Where science and tech meet creativity.

I’m beginning to think that a large fraction of the astronomical community is in pre-semester stars chaos. The number of press releases has radically slowed, and the journal articles just don’t seem to be flying as fast and furious as normal. Admittedly, this is a personal impression, and while I have data to support the number of press releases, it could simply be some wishful thinking that makes the number of papers seem fewer.

That said, what the papers lack it number, the make up for in titles. For instance, consider the following:

Ruthenium and hafnium abundances in giant and dwarf barium stars by D.M. Allen and G.F. Porto de Mello.

So imagine with me if you will: Before you expands a waiting room of sick dwarves and sicker giants who all happen to be movie stars. Some of them have had a bit to much Ruthi and others got into the hafnium before they all landed at the ER. Now some nice nurse has handed them a swig of barium to fill them up before they go in for testing.

This is what lept to my mind when I read that title.

All joking aside, this was a very serious paper that did some very difficult research. All very heavy elements – those heavier than lead – are produced during supernovae explosions. Some of these elements are produced by simply bombarding atomic nuclei with neutrons under extreme conditions. During a core-collapse supernova, the type created during the death of a single giant star, 10^22 neutrons per square centimeter can be emitted (that is a 1 followed by 22 zeros of neutrons flowing thru the area of a typical adult big toe toenail). With that many neutrons flowing, they will actually hit atomic nuclei at a rapid rate. When too many neutrons build up in just the right conditions, they decay into a proton, electron and neutrino.

This process can happen over and over as things build and decay at different rates as they constantly get bombarded. This process also has a slower cousin that takes place in stars that sometimes leads to low level production of heavy elements (a process that generally gets swept under the rug when discussing the creation of elements with the public).

Back in graduate school, while I spent a part of my life studying the isotopic ratios of Magnesium Hydride in stars, I had this fabulous chart that you could use to trace out the rapid neutron capture and other processes that can lead to different isotopes. It was a giant poster, and a quick google didn’t allow me to find it to share with you, but I did find this applet you can use to watch the growth and decay of elements. It lacks the excitement of a supernova blast, but it’s kind of neat none the less.

So, in making that poster I had and this applet I just shared, scientists spent countless hours calculating decays and atomic cross sections, and all sorts of crazy particle physics and quantum mechanical things. They think they’re right. We experimentalists think we can believe them, but… Well, data helps all of sleep at night.
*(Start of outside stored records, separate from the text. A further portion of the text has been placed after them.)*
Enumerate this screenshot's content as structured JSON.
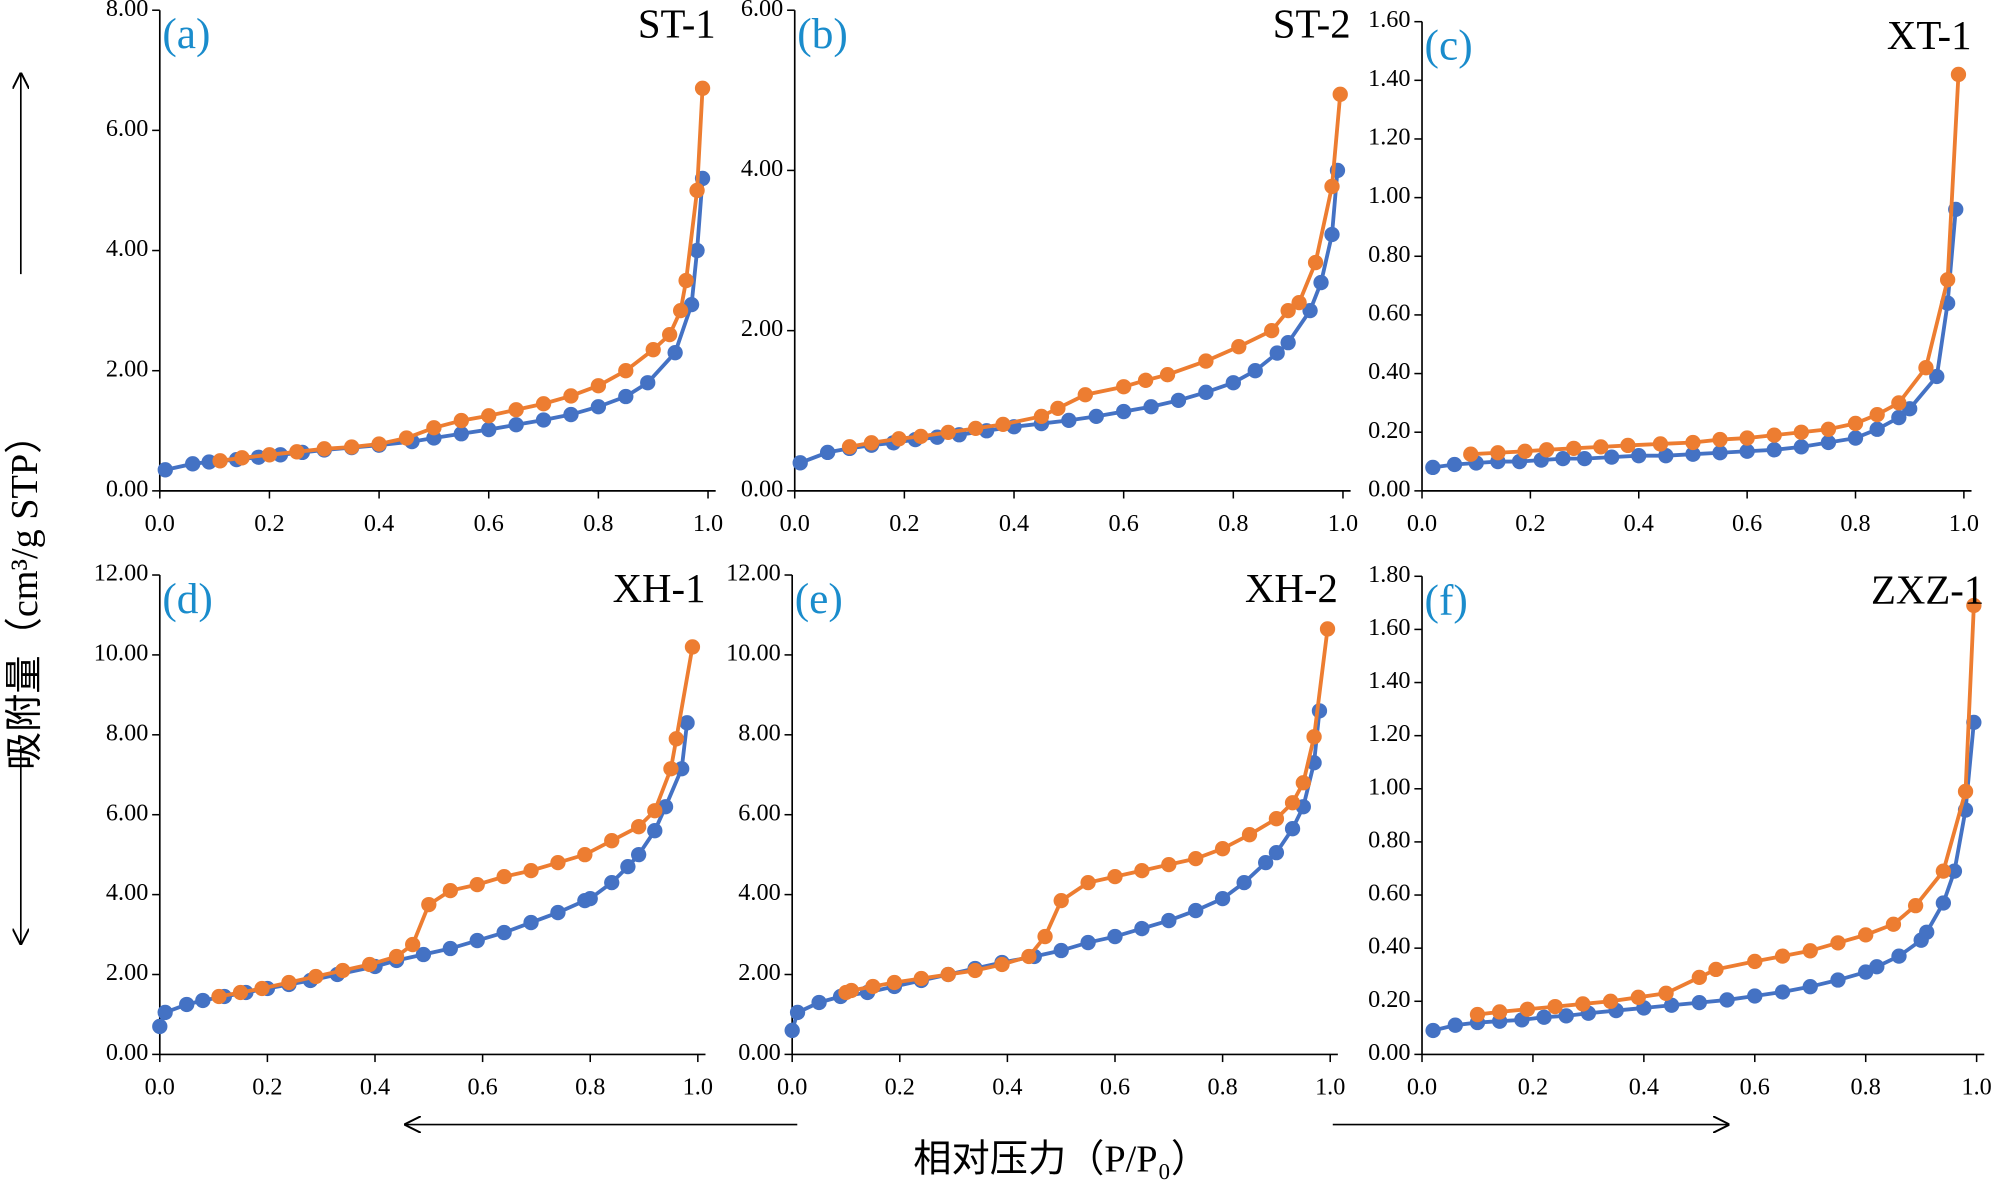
{
  "chart_data": [
    {
      "type": "line",
      "label": "(a)",
      "title": "ST-1",
      "xlim": [
        0,
        1
      ],
      "ylim": [
        0,
        8
      ],
      "xticks": [
        {
          "value": 0,
          "label": "0.0"
        },
        0.2,
        0.4,
        0.6,
        0.8,
        {
          "value": 1,
          "label": "1.0"
        }
      ],
      "yticks": [
        {
          "value": 0,
          "label": "0.00"
        },
        {
          "value": 2,
          "label": "2.00"
        },
        {
          "value": 4,
          "label": "4.00"
        },
        {
          "value": 6,
          "label": "6.00"
        },
        {
          "value": 8,
          "label": "8.00"
        }
      ],
      "series": [
        {
          "color": "#4472c4",
          "x": [
            0.01,
            0.06,
            0.09,
            0.14,
            0.18,
            0.22,
            0.26,
            0.3,
            0.35,
            0.4,
            0.46,
            0.5,
            0.55,
            0.6,
            0.65,
            0.7,
            0.75,
            0.8,
            0.85,
            0.89,
            0.94,
            0.97,
            0.98,
            0.99
          ],
          "values": [
            0.35,
            0.45,
            0.48,
            0.52,
            0.56,
            0.6,
            0.64,
            0.68,
            0.72,
            0.76,
            0.82,
            0.88,
            0.95,
            1.02,
            1.1,
            1.18,
            1.27,
            1.4,
            1.57,
            1.8,
            2.3,
            3.1,
            4.0,
            5.2
          ]
        },
        {
          "color": "#ed7d31",
          "x": [
            0.99,
            0.98,
            0.96,
            0.95,
            0.93,
            0.9,
            0.85,
            0.8,
            0.75,
            0.7,
            0.65,
            0.6,
            0.55,
            0.5,
            0.45,
            0.4,
            0.35,
            0.3,
            0.25,
            0.2,
            0.15,
            0.11
          ],
          "values": [
            6.7,
            5.0,
            3.5,
            3.0,
            2.6,
            2.35,
            2.0,
            1.75,
            1.58,
            1.45,
            1.35,
            1.25,
            1.17,
            1.05,
            0.88,
            0.78,
            0.73,
            0.7,
            0.65,
            0.6,
            0.55,
            0.5
          ]
        }
      ]
    },
    {
      "type": "line",
      "label": "(b)",
      "title": "ST-2",
      "xlim": [
        0,
        1
      ],
      "ylim": [
        0,
        6
      ],
      "xticks": [
        {
          "value": 0,
          "label": "0.0"
        },
        0.2,
        0.4,
        0.6,
        0.8,
        {
          "value": 1,
          "label": "1.0"
        }
      ],
      "yticks": [
        {
          "value": 0,
          "label": "0.00"
        },
        {
          "value": 2,
          "label": "2.00"
        },
        {
          "value": 4,
          "label": "4.00"
        },
        {
          "value": 6,
          "label": "6.00"
        }
      ],
      "series": [
        {
          "color": "#4472c4",
          "x": [
            0.01,
            0.06,
            0.1,
            0.14,
            0.18,
            0.22,
            0.26,
            0.3,
            0.35,
            0.4,
            0.45,
            0.5,
            0.55,
            0.6,
            0.65,
            0.7,
            0.75,
            0.8,
            0.84,
            0.88,
            0.9,
            0.94,
            0.96,
            0.98,
            0.99
          ],
          "values": [
            0.35,
            0.48,
            0.53,
            0.57,
            0.6,
            0.64,
            0.67,
            0.7,
            0.75,
            0.8,
            0.84,
            0.88,
            0.93,
            0.99,
            1.05,
            1.13,
            1.23,
            1.35,
            1.5,
            1.72,
            1.85,
            2.25,
            2.6,
            3.2,
            4.0
          ]
        },
        {
          "color": "#ed7d31",
          "x": [
            0.995,
            0.98,
            0.95,
            0.92,
            0.9,
            0.87,
            0.81,
            0.75,
            0.68,
            0.64,
            0.6,
            0.53,
            0.48,
            0.45,
            0.38,
            0.33,
            0.28,
            0.23,
            0.19,
            0.14,
            0.1
          ],
          "values": [
            4.95,
            3.8,
            2.85,
            2.35,
            2.25,
            2.0,
            1.8,
            1.62,
            1.45,
            1.38,
            1.3,
            1.2,
            1.03,
            0.93,
            0.83,
            0.78,
            0.73,
            0.68,
            0.65,
            0.6,
            0.55
          ]
        }
      ]
    },
    {
      "type": "line",
      "label": "(c)",
      "title": "XT-1",
      "xlim": [
        0,
        1
      ],
      "ylim": [
        0,
        1.6
      ],
      "xticks": [
        {
          "value": 0,
          "label": "0.0"
        },
        0.2,
        0.4,
        0.6,
        0.8,
        {
          "value": 1,
          "label": "1.0"
        }
      ],
      "yticks": [
        {
          "value": 0,
          "label": "0.00"
        },
        {
          "value": 0.2,
          "label": "0.20"
        },
        {
          "value": 0.4,
          "label": "0.40"
        },
        {
          "value": 0.6,
          "label": "0.60"
        },
        {
          "value": 0.8,
          "label": "0.80"
        },
        {
          "value": 1,
          "label": "1.00"
        },
        {
          "value": 1.2,
          "label": "1.20"
        },
        {
          "value": 1.4,
          "label": "1.40"
        },
        {
          "value": 1.6,
          "label": "1.60"
        }
      ],
      "series": [
        {
          "color": "#4472c4",
          "x": [
            0.02,
            0.06,
            0.1,
            0.14,
            0.18,
            0.22,
            0.26,
            0.3,
            0.35,
            0.4,
            0.45,
            0.5,
            0.55,
            0.6,
            0.65,
            0.7,
            0.75,
            0.8,
            0.84,
            0.88,
            0.9,
            0.95,
            0.97,
            0.985
          ],
          "values": [
            0.08,
            0.09,
            0.095,
            0.1,
            0.1,
            0.105,
            0.11,
            0.11,
            0.115,
            0.12,
            0.12,
            0.125,
            0.13,
            0.135,
            0.14,
            0.15,
            0.165,
            0.18,
            0.21,
            0.25,
            0.28,
            0.39,
            0.64,
            0.96
          ]
        },
        {
          "color": "#ed7d31",
          "x": [
            0.99,
            0.97,
            0.93,
            0.88,
            0.84,
            0.8,
            0.75,
            0.7,
            0.65,
            0.6,
            0.55,
            0.5,
            0.44,
            0.38,
            0.33,
            0.28,
            0.23,
            0.19,
            0.14,
            0.09
          ],
          "values": [
            1.42,
            0.72,
            0.42,
            0.3,
            0.26,
            0.23,
            0.21,
            0.2,
            0.19,
            0.18,
            0.175,
            0.165,
            0.16,
            0.155,
            0.15,
            0.145,
            0.14,
            0.135,
            0.13,
            0.125
          ]
        }
      ]
    },
    {
      "type": "line",
      "label": "(d)",
      "title": "XH-1",
      "xlim": [
        0,
        1
      ],
      "ylim": [
        0,
        12
      ],
      "xticks": [
        {
          "value": 0,
          "label": "0.0"
        },
        0.2,
        0.4,
        0.6,
        0.8,
        {
          "value": 1,
          "label": "1.0"
        }
      ],
      "yticks": [
        {
          "value": 0,
          "label": "0.00"
        },
        {
          "value": 2,
          "label": "2.00"
        },
        {
          "value": 4,
          "label": "4.00"
        },
        {
          "value": 6,
          "label": "6.00"
        },
        {
          "value": 8,
          "label": "8.00"
        },
        {
          "value": 10,
          "label": "10.00"
        },
        {
          "value": 12,
          "label": "12.00"
        }
      ],
      "series": [
        {
          "color": "#4472c4",
          "x": [
            0,
            0.01,
            0.05,
            0.08,
            0.12,
            0.16,
            0.2,
            0.24,
            0.28,
            0.33,
            0.4,
            0.44,
            0.49,
            0.54,
            0.59,
            0.64,
            0.69,
            0.74,
            0.79,
            0.8,
            0.84,
            0.87,
            0.89,
            0.92,
            0.94,
            0.97,
            0.98
          ],
          "values": [
            0.7,
            1.05,
            1.25,
            1.35,
            1.45,
            1.55,
            1.65,
            1.75,
            1.85,
            2.0,
            2.2,
            2.35,
            2.5,
            2.65,
            2.85,
            3.05,
            3.3,
            3.55,
            3.85,
            3.9,
            4.3,
            4.7,
            5.0,
            5.6,
            6.2,
            7.15,
            8.3
          ]
        },
        {
          "color": "#ed7d31",
          "x": [
            0.99,
            0.96,
            0.95,
            0.92,
            0.89,
            0.84,
            0.79,
            0.74,
            0.69,
            0.64,
            0.59,
            0.54,
            0.5,
            0.47,
            0.44,
            0.39,
            0.34,
            0.29,
            0.24,
            0.19,
            0.15,
            0.11
          ],
          "values": [
            10.2,
            7.9,
            7.15,
            6.1,
            5.7,
            5.35,
            5.0,
            4.8,
            4.6,
            4.45,
            4.25,
            4.1,
            3.75,
            2.75,
            2.45,
            2.25,
            2.1,
            1.95,
            1.8,
            1.65,
            1.55,
            1.45
          ]
        }
      ]
    },
    {
      "type": "line",
      "label": "(e)",
      "title": "XH-2",
      "xlim": [
        0,
        1
      ],
      "ylim": [
        0,
        12
      ],
      "xticks": [
        {
          "value": 0,
          "label": "0.0"
        },
        0.2,
        0.4,
        0.6,
        0.8,
        {
          "value": 1,
          "label": "1.0"
        }
      ],
      "yticks": [
        {
          "value": 0,
          "label": "0.00"
        },
        {
          "value": 2,
          "label": "2.00"
        },
        {
          "value": 4,
          "label": "4.00"
        },
        {
          "value": 6,
          "label": "6.00"
        },
        {
          "value": 8,
          "label": "8.00"
        },
        {
          "value": 10,
          "label": "10.00"
        },
        {
          "value": 12,
          "label": "12.00"
        }
      ],
      "series": [
        {
          "color": "#4472c4",
          "x": [
            0,
            0.01,
            0.05,
            0.09,
            0.14,
            0.19,
            0.24,
            0.29,
            0.34,
            0.39,
            0.45,
            0.5,
            0.55,
            0.6,
            0.65,
            0.7,
            0.75,
            0.8,
            0.84,
            0.88,
            0.9,
            0.93,
            0.95,
            0.97,
            0.98
          ],
          "values": [
            0.6,
            1.05,
            1.3,
            1.45,
            1.55,
            1.7,
            1.85,
            2.0,
            2.15,
            2.3,
            2.45,
            2.6,
            2.8,
            2.95,
            3.15,
            3.35,
            3.6,
            3.9,
            4.3,
            4.8,
            5.05,
            5.65,
            6.2,
            7.3,
            8.6
          ]
        },
        {
          "color": "#ed7d31",
          "x": [
            0.995,
            0.97,
            0.95,
            0.93,
            0.9,
            0.85,
            0.8,
            0.75,
            0.7,
            0.65,
            0.6,
            0.55,
            0.5,
            0.47,
            0.44,
            0.39,
            0.34,
            0.29,
            0.24,
            0.19,
            0.15,
            0.11,
            0.1
          ],
          "values": [
            10.65,
            7.95,
            6.8,
            6.3,
            5.9,
            5.5,
            5.15,
            4.9,
            4.75,
            4.6,
            4.45,
            4.3,
            3.85,
            2.95,
            2.45,
            2.25,
            2.1,
            2.0,
            1.9,
            1.8,
            1.7,
            1.6,
            1.55
          ]
        }
      ]
    },
    {
      "type": "line",
      "label": "(f)",
      "title": "ZXZ-1",
      "xlim": [
        0,
        1
      ],
      "ylim": [
        0,
        1.8
      ],
      "xticks": [
        {
          "value": 0,
          "label": "0.0"
        },
        0.2,
        0.4,
        0.6,
        0.8,
        {
          "value": 1,
          "label": "1.0"
        }
      ],
      "yticks": [
        {
          "value": 0,
          "label": "0.00"
        },
        {
          "value": 0.2,
          "label": "0.20"
        },
        {
          "value": 0.4,
          "label": "0.40"
        },
        {
          "value": 0.6,
          "label": "0.60"
        },
        {
          "value": 0.8,
          "label": "0.80"
        },
        {
          "value": 1,
          "label": "1.00"
        },
        {
          "value": 1.2,
          "label": "1.20"
        },
        {
          "value": 1.4,
          "label": "1.40"
        },
        {
          "value": 1.6,
          "label": "1.60"
        },
        {
          "value": 1.8,
          "label": "1.80"
        }
      ],
      "series": [
        {
          "color": "#4472c4",
          "x": [
            0.02,
            0.06,
            0.1,
            0.14,
            0.18,
            0.22,
            0.26,
            0.3,
            0.35,
            0.4,
            0.45,
            0.5,
            0.55,
            0.6,
            0.65,
            0.7,
            0.75,
            0.8,
            0.82,
            0.86,
            0.9,
            0.91,
            0.94,
            0.96,
            0.98,
            0.995
          ],
          "values": [
            0.09,
            0.11,
            0.12,
            0.125,
            0.13,
            0.14,
            0.145,
            0.155,
            0.165,
            0.175,
            0.185,
            0.195,
            0.205,
            0.22,
            0.235,
            0.255,
            0.28,
            0.31,
            0.33,
            0.37,
            0.43,
            0.46,
            0.57,
            0.69,
            0.92,
            1.25
          ]
        },
        {
          "color": "#ed7d31",
          "x": [
            0.995,
            0.98,
            0.94,
            0.89,
            0.85,
            0.8,
            0.75,
            0.7,
            0.65,
            0.6,
            0.53,
            0.5,
            0.44,
            0.39,
            0.34,
            0.29,
            0.24,
            0.19,
            0.14,
            0.1
          ],
          "values": [
            1.69,
            0.99,
            0.69,
            0.56,
            0.49,
            0.45,
            0.42,
            0.39,
            0.37,
            0.35,
            0.32,
            0.29,
            0.23,
            0.215,
            0.2,
            0.19,
            0.18,
            0.17,
            0.16,
            0.15
          ]
        }
      ]
    }
  ],
  "axis_labels": {
    "y": "吸附量（cm³/g STP）",
    "x": "相对压力（P/P₀）"
  }
}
To prove them right stellar spectroscopists like Allen and de Mello have to pain stakingly measure the ratios of rare and hard to study elements in stars and test those ratios against theory. In this case, they were testing the ratios of the heavy element Ruthenium (made mostly but not entirely in the rapid process) and hafnium (which is made mostly but not entirely in the slow process). They found that while most of the time theory and experiment matched (woot!), there were several cases where these two elements where produced in stars (AGB stars to be exact) in higher levels than theory can explain.

This means the theories aren’t completely right yet, but they’re getting there. It means there are new projects for students, and new things to learn about stars and supernovae. But we’re getting there. We’re way more right than we are wrong.

This paper will never have a press release written about it. I only read it because its title made me think of sick giants and dwarves undergoing nasty medical procedures. None the less, this paper represents where the incremental advances in science are coming from. Slow and study, careful and thorough, building our understanding one isotopic abundance at a time.